In relation to capital adequacy requirements, TBC said it was postponing the phasing in of additional capital requirements planned for March, with an 0.44 percentage point effect on its CET1 ratio.

NBG was also allowing banks to use their conservation buffer, which was currently at 2.5 percentage points on CET1, and two thirds of their CICR buffer, resulting in the release of between 1.0% and 2.0% of capital across its CET1, tier 1 and total CAR.

It was also leaving open the possibility of releasing all pillar two buffers, being the remaining one third of CICR, HHI and net grape buffers, in the range of 1.0% to 4.0% of capital across its CET1, tier 1 and total CAR.

In relation to liquidity requirements, if necessary TBC Bank said it would decrease LCR limits, decrease its mandatory foreign exchange reserve requirements, and update its criteria for security or repo pledging to support GEL liquidity.

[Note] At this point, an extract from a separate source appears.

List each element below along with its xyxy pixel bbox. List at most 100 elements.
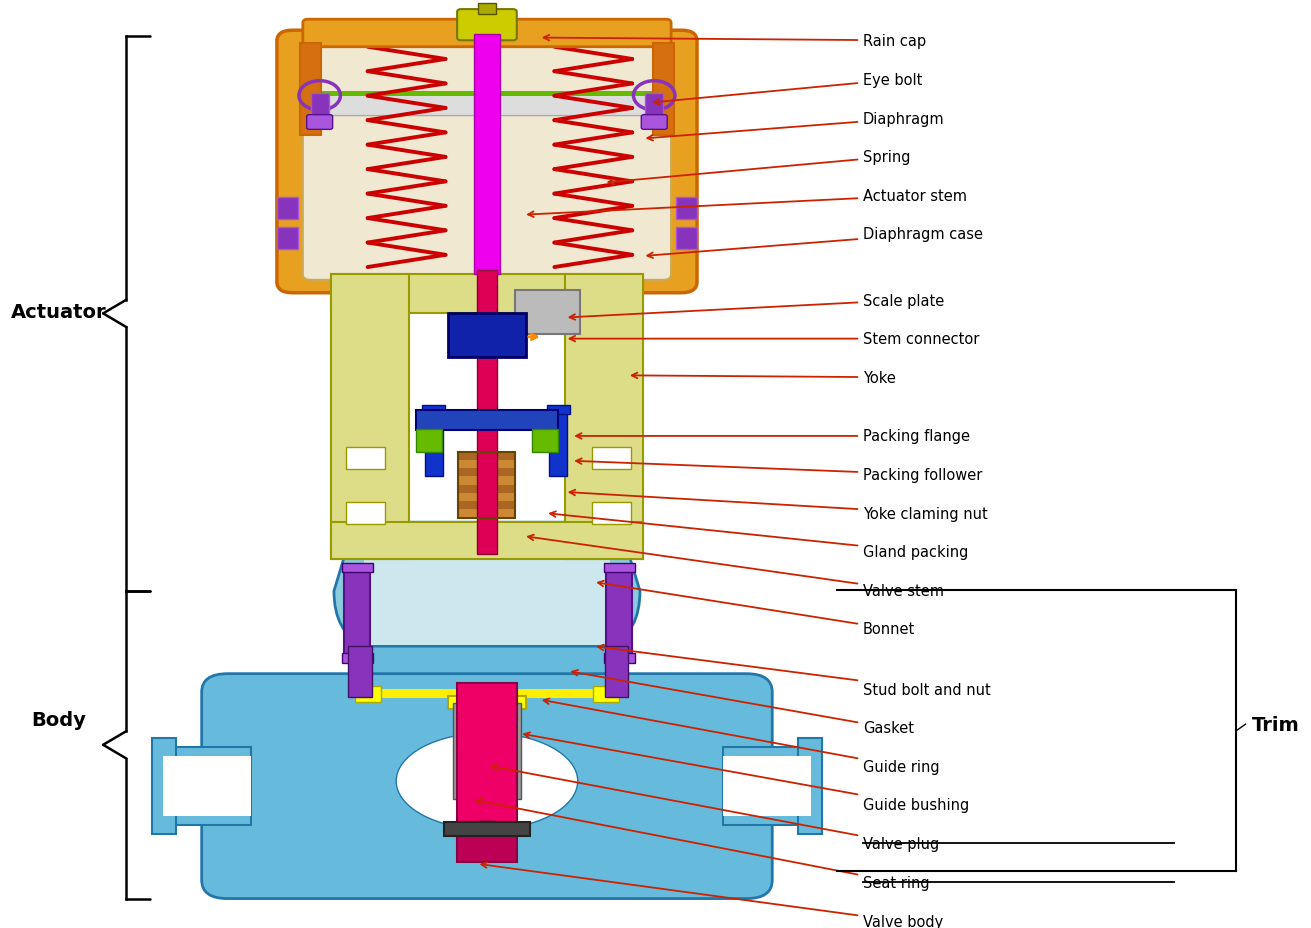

As a result of the provision made, and also the significant depreciation of the Georgian lari during the course of March, TBC said CET1, tier 1 and total CAR as at 31 March was estimated at 8.7%, 11.5% and 16.1%, respectively.

The final numbers would be published on 30 April.

Those ratios remained well above the NBG's revised estimated minimum requirements of 7.0%, 8.8% and 13.4%, respectively, which the board said allowed for the utilisation of the full conservation buffer and two thirds of the currency induced credit risk buffer.

It said its estimated liquidity coverage ratio of 109% and net stable funding ratio of 125% also remained above the minimum requirements as at 31 March.

Only in the last week, TBC Bank had attracted $133m in new borrowings from international financial organisations, which had further increased its liquidity.

"We are currently in the process of preparing our IFRS financial statements for the first quarter of 2020 and expect to publish them in mid May, in line with previous years," it said.

"Loan loss provisions are calculated in our IFRS financial statements differently from the methodology used by the NBG."

It said that based on information available to the bank today, the provision to be set aside as of 31 March in its IFRS financial statements for the first quarter of 2020 was expected to be about 2.0% of the loan book.

"We are focusing on optimising our cost structure, rearranging many processes and prioritising expenses, and are targeting TBC Bank's cost to income ratio for the full year ending 31 December to be broadly that achieved during 2019."

At 1332 BST, shares in TBC Bank Group were down 3.79% at 685p.